Roma - "Penso che ci sia una legittima rivendicazione di orgoglio nazionale nelle cose che sono state fatte" per liberare Daniele Mastrogiacomo: lo dice il presidente della Camera Fausto Bertinotti all'indomani delle critiche mosse al governo italiano dagli Usa e da altri Paesi sulle modalità che hanno portato alla liberazione del giornalista de la Repubblica. "È stata fatta - spiega - la trattativa come si doveva, utilizzando tutte le forze ufficiali e informali dentro un progetto guidato dal governo. Penso - conclude - che possiamo dirci orgogliosi di questa operazione. Mi sento orgoglioso di vivere in un paese le cui istituzioni e il cui governo in maniera coesa riescono a realizzare una trattativa e a salvare una vita umana".

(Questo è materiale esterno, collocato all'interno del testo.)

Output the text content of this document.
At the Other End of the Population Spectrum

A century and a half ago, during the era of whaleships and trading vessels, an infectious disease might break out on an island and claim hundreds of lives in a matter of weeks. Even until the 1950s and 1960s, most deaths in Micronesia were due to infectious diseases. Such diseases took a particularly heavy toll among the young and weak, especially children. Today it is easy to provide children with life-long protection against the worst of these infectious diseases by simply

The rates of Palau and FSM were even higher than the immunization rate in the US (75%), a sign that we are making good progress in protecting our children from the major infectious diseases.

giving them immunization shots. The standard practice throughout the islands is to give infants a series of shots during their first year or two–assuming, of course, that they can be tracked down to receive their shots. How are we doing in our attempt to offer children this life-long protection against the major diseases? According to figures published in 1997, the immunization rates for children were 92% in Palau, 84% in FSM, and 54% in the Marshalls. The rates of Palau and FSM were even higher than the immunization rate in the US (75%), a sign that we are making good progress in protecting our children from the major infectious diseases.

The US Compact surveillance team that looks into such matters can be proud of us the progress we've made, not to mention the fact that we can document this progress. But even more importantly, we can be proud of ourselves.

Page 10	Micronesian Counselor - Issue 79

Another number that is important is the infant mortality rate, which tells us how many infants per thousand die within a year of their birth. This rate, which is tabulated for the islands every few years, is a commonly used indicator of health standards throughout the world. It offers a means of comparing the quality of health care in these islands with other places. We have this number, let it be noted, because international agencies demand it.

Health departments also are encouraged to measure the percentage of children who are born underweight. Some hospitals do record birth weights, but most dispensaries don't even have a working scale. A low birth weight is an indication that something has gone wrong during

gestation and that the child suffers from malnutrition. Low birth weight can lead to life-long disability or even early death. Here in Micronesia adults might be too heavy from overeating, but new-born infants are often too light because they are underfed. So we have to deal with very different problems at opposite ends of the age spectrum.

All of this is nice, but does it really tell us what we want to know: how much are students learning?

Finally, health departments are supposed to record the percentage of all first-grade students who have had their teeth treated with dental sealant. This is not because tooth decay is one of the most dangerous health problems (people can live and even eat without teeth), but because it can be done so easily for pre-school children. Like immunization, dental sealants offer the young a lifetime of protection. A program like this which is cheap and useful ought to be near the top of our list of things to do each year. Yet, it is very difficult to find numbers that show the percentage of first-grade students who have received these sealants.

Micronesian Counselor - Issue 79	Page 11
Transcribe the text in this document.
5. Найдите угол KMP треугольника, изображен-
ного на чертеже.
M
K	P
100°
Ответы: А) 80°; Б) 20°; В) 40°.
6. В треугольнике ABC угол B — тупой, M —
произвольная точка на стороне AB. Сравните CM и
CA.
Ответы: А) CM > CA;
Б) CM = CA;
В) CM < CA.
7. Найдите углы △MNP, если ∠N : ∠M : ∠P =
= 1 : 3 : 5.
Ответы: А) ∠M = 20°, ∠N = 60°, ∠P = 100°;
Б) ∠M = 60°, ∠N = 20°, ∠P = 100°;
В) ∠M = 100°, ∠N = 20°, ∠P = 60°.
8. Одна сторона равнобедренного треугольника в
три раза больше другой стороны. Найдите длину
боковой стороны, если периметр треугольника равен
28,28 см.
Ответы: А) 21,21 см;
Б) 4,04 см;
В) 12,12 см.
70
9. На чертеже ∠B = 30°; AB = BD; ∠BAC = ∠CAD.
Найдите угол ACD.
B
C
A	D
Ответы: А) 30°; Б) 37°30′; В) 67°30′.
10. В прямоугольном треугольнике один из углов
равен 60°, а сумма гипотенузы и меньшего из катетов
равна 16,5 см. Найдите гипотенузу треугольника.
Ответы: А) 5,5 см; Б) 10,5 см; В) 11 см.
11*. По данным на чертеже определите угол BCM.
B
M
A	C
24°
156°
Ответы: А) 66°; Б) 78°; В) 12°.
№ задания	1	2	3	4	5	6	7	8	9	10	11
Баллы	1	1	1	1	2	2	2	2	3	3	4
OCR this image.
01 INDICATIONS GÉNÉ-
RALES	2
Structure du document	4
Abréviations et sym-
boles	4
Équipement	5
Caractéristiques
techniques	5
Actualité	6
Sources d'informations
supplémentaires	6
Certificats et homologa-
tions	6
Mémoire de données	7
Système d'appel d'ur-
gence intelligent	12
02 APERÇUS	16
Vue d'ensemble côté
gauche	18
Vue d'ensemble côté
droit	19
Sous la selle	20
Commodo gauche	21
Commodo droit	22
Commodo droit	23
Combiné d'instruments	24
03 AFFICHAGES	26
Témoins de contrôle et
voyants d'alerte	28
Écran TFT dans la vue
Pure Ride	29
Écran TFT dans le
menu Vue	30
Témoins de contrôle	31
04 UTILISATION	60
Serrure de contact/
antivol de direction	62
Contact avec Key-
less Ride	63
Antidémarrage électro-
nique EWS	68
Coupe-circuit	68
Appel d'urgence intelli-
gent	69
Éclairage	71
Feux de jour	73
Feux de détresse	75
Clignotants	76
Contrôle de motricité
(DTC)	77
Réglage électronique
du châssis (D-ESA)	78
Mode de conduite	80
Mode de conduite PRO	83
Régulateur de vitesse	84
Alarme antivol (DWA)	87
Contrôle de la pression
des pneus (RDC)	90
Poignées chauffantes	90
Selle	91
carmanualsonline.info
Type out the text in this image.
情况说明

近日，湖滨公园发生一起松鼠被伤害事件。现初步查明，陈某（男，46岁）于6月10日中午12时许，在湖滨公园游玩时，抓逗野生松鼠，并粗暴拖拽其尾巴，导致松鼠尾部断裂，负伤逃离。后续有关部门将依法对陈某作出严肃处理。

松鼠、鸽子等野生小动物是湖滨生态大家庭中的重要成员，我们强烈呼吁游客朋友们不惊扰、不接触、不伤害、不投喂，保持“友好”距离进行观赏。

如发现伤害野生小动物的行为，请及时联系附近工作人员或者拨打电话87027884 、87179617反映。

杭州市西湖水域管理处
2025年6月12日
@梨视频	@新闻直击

Capezzone: "Bertinotti sia super partes" "Premetto che trovo preoccupante e grave che il presidente della Camera Bartinotti continui a intervenire da leader politico. Vorrei ricordare che il presidente della Camera è chiamato ad essere soggetto super partes e non attore politico. Chiarito questo, vorrei dire al Governo che una politica estera così fa male all'Italia". Lo afferma Daniele Capezzone della Rosa nel Pugno. "Non possiamo pensare - prosegue - di andare avanti tra ambiguità e doppiezze, di fare i furbi, di dire una cosa in arabo e un'altra in inglese. Questi comportamenti mettono a rischio sia la credibilità del Paese che la sicurezza dei cittadini e dei soldati italiani nelle zone calde. E quanto all'irritazione e allo sconcerto di Washington e Londra, mi pare che siano motivati e giustificatissimi: se l'Italia tratta, o paga, o accetta condizioni o ricatti o diktat, o comunque conduce trattative opache e parallele - conclude Capezzone - e poi vuole anche gli sgozzatori talebani alla Conferenza di pace, cosa ci aspettiamo?".